ありのママ 第十二話 【美姫さんvs黒い生命体編】

家にゴキブリが出た。

そりゃ出るだろう。ゴキブリはどんな場所からでも出入りが出来るらしいから仕方がないと思う。でも、美姫さんは違う。

「こうちゃん。ゴキブリが家にいたから、引っ越ししなきゃ。」と美姫さん。

「うーん。ここの家、持ち家だしな。そう簡単には引っ越せないよ。」とお父さんは言う。

「じゃぁ、燃やす。」と美姫さんは言いだした。

「犯罪だよ。美姫さん、捕まるよ。」と僕が言うとものすごくショックを受けていた。

自分の家に火をつけようなんて……美姫さんの頭の中はどうなっているんだろう。

それから数日たったある日の休日、いつものように美姫さんは家で留守番、僕とお父さんは買い物に出かけた。

いろいろと用事を済ませて、家に帰ると家の前に近所のおばさんが立っていた。

「あっ。良かった。家から煙が出てるから、火事じゃないかって見てるんだけどね。火事にしちゃ様子が変だし。」とおばさん。

おばさんが指を指したところを見ると、窓の隙間らしきところから煙がモクモクと出ていた。慌てて僕とお父さんは玄関を開ける。

煙がドバっとあふれ出してくる。その煙の臭いを嗅いだお父さんが「害虫駆除剤の臭いだ。
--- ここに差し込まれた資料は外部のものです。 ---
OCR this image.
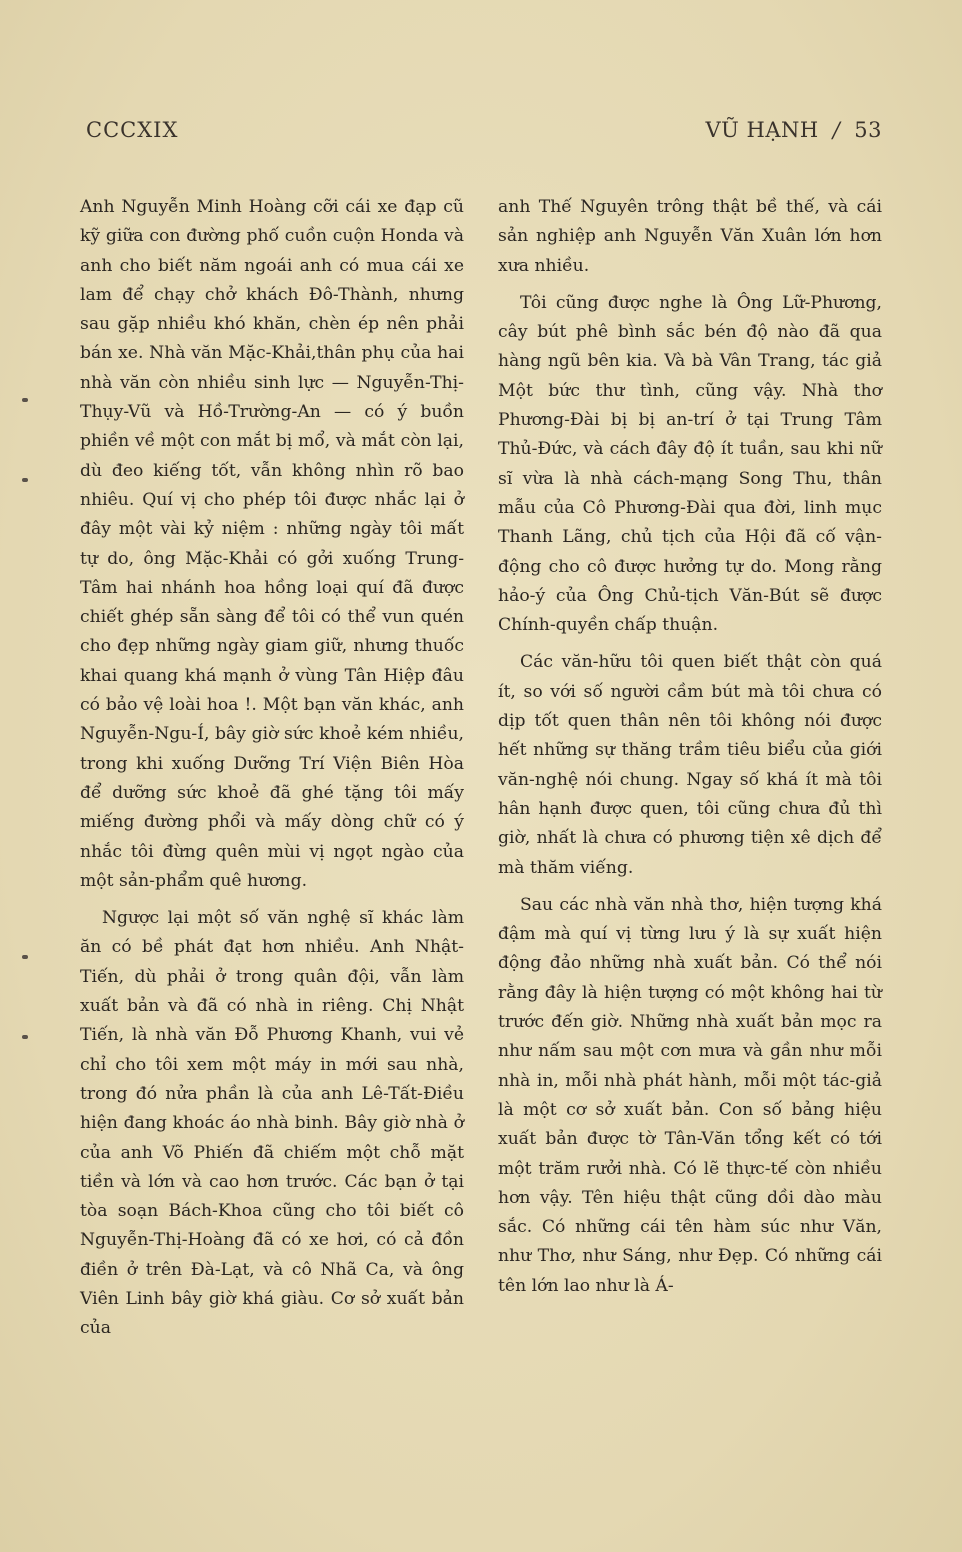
CCCXIX	VŨ HẠNH / 53

Anh Nguyễn Minh Hoàng cỡi cái xe đạp cũ kỹ giữa con đường phố cuồn cuộn Honda và anh cho biết năm ngoái anh có mua cái xe lam để chạy chở khách Đô-Thành, nhưng sau gặp nhiều khó khăn, chèn ép nên phải bán xe. Nhà văn Mặc-Khải,thân phụ của hai nhà văn còn nhiều sinh lực — Nguyễn-Thị-Thụy-Vũ và Hồ-Trường-An — có ý buồn phiền về một con mắt bị mổ, và mắt còn lại, dù đeo kiếng tốt, vẫn không nhìn rõ bao nhiêu. Quí vị cho phép tôi được nhắc lại ở đây một vài kỷ niệm : những ngày tôi mất tự do, ông Mặc-Khải có gởi xuống Trung-Tâm hai nhánh hoa hồng loại quí đã được chiết ghép sẵn sàng để tôi có thể vun quén cho đẹp những ngày giam giữ, nhưng thuốc khai quang khá mạnh ở vùng Tân Hiệp đâu có bảo vệ loài hoa !. Một bạn văn khác, anh Nguyễn-Ngu-Í, bây giờ sức khoẻ kém nhiều, trong khi xuống Dưỡng Trí Viện Biên Hòa để dưỡng sức khoẻ đã ghé tặng tôi mấy miếng đường phổi và mấy dòng chữ có ý nhắc tôi đừng quên mùi vị ngọt ngào của một sản-phẩm quê hương.

Ngược lại một số văn nghệ sĩ khác làm ăn có bề phát đạt hơn nhiều. Anh Nhật-Tiến, dù phải ở trong quân đội, vẫn làm xuất bản và đã có nhà in riêng. Chị Nhật Tiến, là nhà văn Đỗ Phương Khanh, vui vẻ chỉ cho tôi xem một máy in mới sau nhà, trong đó nửa phần là của anh Lê-Tất-Điều hiện đang khoác áo nhà binh. Bây giờ nhà ở của anh Võ Phiến đã chiếm một chỗ mặt tiền và lớn và cao hơn trước. Các bạn ở tại tòa soạn Bách-Khoa cũng cho tôi biết cô Nguyễn-Thị-Hoàng đã có xe hơi, có cả đồn điền ở trên Đà-Lạt, và cô Nhã Ca, và ông Viên Linh bây giờ khá giàu. Cơ sở xuất bản của

anh Thế Nguyên trông thật bề thế, và cái sản nghiệp anh Nguyễn Văn Xuân lớn hơn xưa nhiều.

Tôi cũng được nghe là Ông Lữ-Phương, cây bút phê bình sắc bén độ nào đã qua hàng ngũ bên kia. Và bà Vân Trang, tác giả Một bức thư tình, cũng vậy. Nhà thơ Phương-Đài bị bị an-trí ở tại Trung Tâm Thủ-Đức, và cách đây độ ít tuần, sau khi nữ sĩ vừa là nhà cách-mạng Song Thu, thân mẫu của Cô Phương-Đài qua đời, linh mục Thanh Lãng, chủ tịch của Hội đã cố vận-động cho cô được hưởng tự do. Mong rằng hảo-ý của Ông Chủ-tịch Văn-Bút sẽ được Chính-quyền chấp thuận.

Các văn-hữu tôi quen biết thật còn quá ít, so với số người cầm bút mà tôi chưa có dịp tốt quen thân nên tôi không nói được hết những sự thăng trầm tiêu biểu của giới văn-nghệ nói chung. Ngay số khá ít mà tôi hân hạnh được quen, tôi cũng chưa đủ thì giờ, nhất là chưa có phương tiện xê dịch để mà thăm viếng.

Sau các nhà văn nhà thơ, hiện tượng khá đậm mà quí vị từng lưu ý là sự xuất hiện động đảo những nhà xuất bản. Có thể nói rằng đây là hiện tượng có một không hai từ trước đến giờ. Những nhà xuất bản mọc ra như nấm sau một cơn mưa và gần như mỗi nhà in, mỗi nhà phát hành, mỗi một tác-giả là một cơ sở xuất bản. Con số bảng hiệu xuất bản được tờ Tân-Văn tổng kết có tới một trăm rưởi nhà. Có lẽ thực-tế còn nhiều hơn vậy. Tên hiệu thật cũng dồi dào màu sắc. Có những cái tên hàm súc như Văn, như Thơ, như Sáng, như Đẹp. Có những cái tên lớn lao như là Á-
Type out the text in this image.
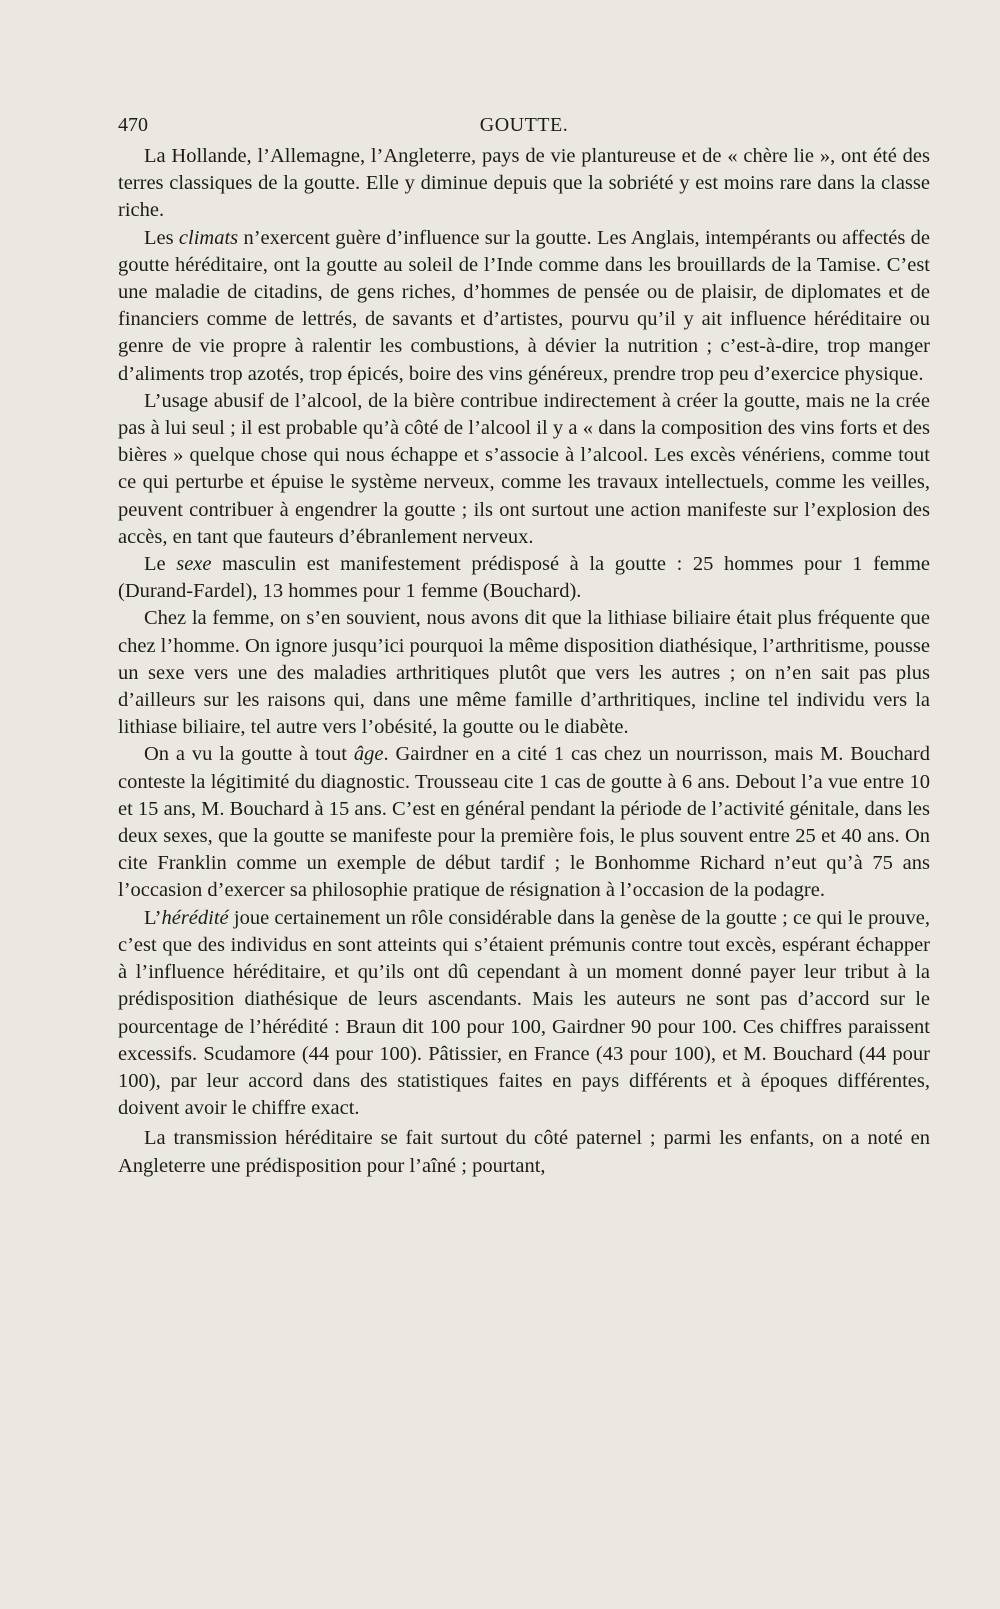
470	GOUTTE.

La Hollande, l’Allemagne, l’Angleterre, pays de vie plantureuse et de « chère lie », ont été des terres classiques de la goutte. Elle y diminue depuis que la sobriété y est moins rare dans la classe riche.

Les climats n’exercent guère d’influence sur la goutte. Les Anglais, intempérants ou affectés de goutte héréditaire, ont la goutte au soleil de l’Inde comme dans les brouillards de la Tamise. C’est une maladie de citadins, de gens riches, d’hommes de pensée ou de plaisir, de diplomates et de financiers comme de lettrés, de savants et d’artistes, pourvu qu’il y ait influence héréditaire ou genre de vie propre à ralentir les combustions, à dévier la nutrition ; c’est-à-dire, trop manger d’aliments trop azotés, trop épicés, boire des vins généreux, prendre trop peu d’exercice physique.

L’usage abusif de l’alcool, de la bière contribue indirectement à créer la goutte, mais ne la crée pas à lui seul ; il est probable qu’à côté de l’alcool il y a « dans la composition des vins forts et des bières » quelque chose qui nous échappe et s’associe à l’alcool. Les excès vénériens, comme tout ce qui perturbe et épuise le système nerveux, comme les travaux intellectuels, comme les veilles, peuvent contribuer à engendrer la goutte ; ils ont surtout une action manifeste sur l’explosion des accès, en tant que fauteurs d’ébranlement nerveux.

Le sexe masculin est manifestement prédisposé à la goutte : 25 hommes pour 1 femme (Durand-Fardel), 13 hommes pour 1 femme (Bouchard).

Chez la femme, on s’en souvient, nous avons dit que la lithiase biliaire était plus fréquente que chez l’homme. On ignore jusqu’ici pourquoi la même disposition diathésique, l’arthritisme, pousse un sexe vers une des maladies arthritiques plutôt que vers les autres ; on n’en sait pas plus d’ailleurs sur les raisons qui, dans une même famille d’arthritiques, incline tel individu vers la lithiase biliaire, tel autre vers l’obésité, la goutte ou le diabète.

On a vu la goutte à tout âge. Gairdner en a cité 1 cas chez un nourrisson, mais M. Bouchard conteste la légitimité du diagnostic. Trousseau cite 1 cas de goutte à 6 ans. Debout l’a vue entre 10 et 15 ans, M. Bouchard à 15 ans. C’est en général pendant la période de l’activité génitale, dans les deux sexes, que la goutte se manifeste pour la première fois, le plus souvent entre 25 et 40 ans. On cite Franklin comme un exemple de début tardif ; le Bonhomme Richard n’eut qu’à 75 ans l’occasion d’exercer sa philosophie pratique de résignation à l’occasion de la podagre.

L’hérédité joue certainement un rôle considérable dans la genèse de la goutte ; ce qui le prouve, c’est que des individus en sont atteints qui s’étaient prémunis contre tout excès, espérant échapper à l’influence héréditaire, et qu’ils ont dû cependant à un moment donné payer leur tribut à la prédisposition diathésique de leurs ascendants. Mais les auteurs ne sont pas d’accord sur le pourcentage de l’hérédité : Braun dit 100 pour 100, Gairdner 90 pour 100. Ces chiffres paraissent excessifs. Scudamore (44 pour 100). Pâtissier, en France (43 pour 100), et M. Bouchard (44 pour 100), par leur accord dans des statistiques faites en pays différents et à époques différentes, doivent avoir le chiffre exact.

La transmission héréditaire se fait surtout du côté paternel ; parmi les enfants, on a noté en Angleterre une prédisposition pour l’aîné ; pourtant,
」と言った。

「ショウはここで待ってて。」と僕を外に出すとお父さんは、口をハンカチで抑えながら家の窓を開けはじめた。一つあけるたびにブワッと白い塊が出る。窓を開けてしばらくたったところで、家に入った。

美姫さんは、どうしたんだろう。外に出たんだろうか。もしかしたら、家から出たくないと家の中にいて、この煙にやられたんじゃないか。僕とお父さんは不安になる。

家の中に入り、「美姫さーん。」と名前を呼ぶ。返事が無い。
「美姫さーん。」もう少し大きい声で名前を呼ぶ。

するといつもの美姫さんの定位置のソファーの所からムクッと起き上がったものがあった。

ガスマスクに防護服を着た美姫さんだった。

いつものようにソファーに寝ていた様だった。
その姿にお父さんとぼくは顔を見合わせてしまった。

「美姫さん、害虫駆除剤を使うときは、家から出ないといけないんだよ。」とお父さんが言うと「だから、この格好しているんだけど。」と美姫さん。

その他にも害虫駆除剤を既定の量より多く使っていたことも判明した。
「だって、その方が効き目がありそうじゃない?」と美姫さん。

美姫さんがお父さんに注意されたことは言うまでもない。